A University of Georgia study released this week shows that
Georgia
farmers who grow oilseeds (canola, soybeans, peanuts and cotton)
can make their crops more valuable.
By building a crushing/refining facility in the state and by
forming
a cooperative, the study says, farmers can control the raw
materials
they produce all the way to the grocery shelf.
The New Way to Look at
Farming
In the past, a farmer only grew and harvested crops. He sold the
crops in bulk to off-farm buyers at wholesale prices. Once they
left the farm, the farmer had little to do with the crops, which
were then manufactured into higher-valued consumer products.
But now, the move toward globalization is smothering wholesale
crop prices. So farmers should look beyond just growing and
harvesting
crops, said George Shumaker, an economist with the UGA Extension
Service and one of the authors of the study.
Farmers should look beyond how many bushels or pounds they can
produce per acre, he said. They need to envision how many
bottles
of oil, or how many shirts or candy bars they can make from
their
crops.
The New Generation Co-op
Randy Hudson, coordinator of the Emerging Crop and Technologies
Initiative of the UGA College of Agricultural and Environmental
Sciences, agrees.
“We’re now looking at how the farmer can carry the product
beyond the realm of just production and move higher up that food
chain,” he said.
For the past several years, farmers across the country have
formed
co-ops in hopes of spreading risks and making consumer products
from their crops. These new-generation co-ops market their
products
to grocery or other retail outlets. This brings the farmer a
greater
dollar value, Hudson said.
The keys to forming such a co-op, he said, are an adequate
processing
facility and timely delivery of the products.

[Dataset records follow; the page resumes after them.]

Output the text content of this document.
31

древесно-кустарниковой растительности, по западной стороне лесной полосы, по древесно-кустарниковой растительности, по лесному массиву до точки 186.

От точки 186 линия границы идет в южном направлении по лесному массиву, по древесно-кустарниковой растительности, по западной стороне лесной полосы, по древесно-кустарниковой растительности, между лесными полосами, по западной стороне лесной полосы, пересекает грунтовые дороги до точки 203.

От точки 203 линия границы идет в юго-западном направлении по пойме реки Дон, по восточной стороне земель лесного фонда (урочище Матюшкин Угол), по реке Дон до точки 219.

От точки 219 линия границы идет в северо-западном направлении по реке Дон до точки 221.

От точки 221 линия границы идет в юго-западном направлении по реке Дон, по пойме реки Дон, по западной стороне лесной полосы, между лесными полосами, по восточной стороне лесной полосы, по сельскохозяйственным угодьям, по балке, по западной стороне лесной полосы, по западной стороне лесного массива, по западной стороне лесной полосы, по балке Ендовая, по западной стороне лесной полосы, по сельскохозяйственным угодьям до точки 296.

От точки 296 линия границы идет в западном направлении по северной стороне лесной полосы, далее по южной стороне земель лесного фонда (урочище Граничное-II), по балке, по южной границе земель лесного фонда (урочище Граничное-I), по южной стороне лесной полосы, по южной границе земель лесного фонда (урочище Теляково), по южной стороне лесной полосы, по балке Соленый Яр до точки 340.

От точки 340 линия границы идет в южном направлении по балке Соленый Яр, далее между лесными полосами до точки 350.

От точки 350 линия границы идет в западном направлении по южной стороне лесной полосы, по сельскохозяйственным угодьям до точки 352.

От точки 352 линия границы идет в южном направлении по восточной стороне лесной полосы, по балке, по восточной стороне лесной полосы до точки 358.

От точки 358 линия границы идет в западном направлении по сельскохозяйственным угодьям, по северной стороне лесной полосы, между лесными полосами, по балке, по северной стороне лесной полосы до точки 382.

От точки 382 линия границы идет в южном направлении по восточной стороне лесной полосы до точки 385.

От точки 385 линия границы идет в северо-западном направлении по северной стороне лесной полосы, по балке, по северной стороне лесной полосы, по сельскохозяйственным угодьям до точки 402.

Georgia Could Support Oilseed
Facility
The UGA study said such a facility could be built and
economically
supported in Georgia. The crushing-refining facility would
primarily
convert seeds from canola and soybeans into oils. But it could
handle cotton and peanuts, too.
To get the facility up and running would cost about $56 million.
However, it would add about $172 million in economic activity
to the Georgia economy, the report said. Its impact would affect
more than 250,000 acres of farm land. Besides the 53 jobs the
facility would create directly, about 1,100 jobs would be
created
indirectly, mostly in rural Georgia.
Such facilities use a crushing process to extract oil from the
seed. The result is actually two products: oil and meal. The
meal
can be used to feed livestock and chickens.
“But this is something that will have to be done by the
Georgia
farmers,” Shumaker said.
“Agriculture is very weak, and we need a way to get more
profit into farming,” said Marty McLendon, a Calhoun County
farmer. “We fully believe value-added products, letting the
farmer put products on the grocery shelf … is the wave of the
future.”
McLendon said he believes the oilseed facility has potential if
growers are committed. “There is always risk,” he said.
“But I think we’ve got some direction.”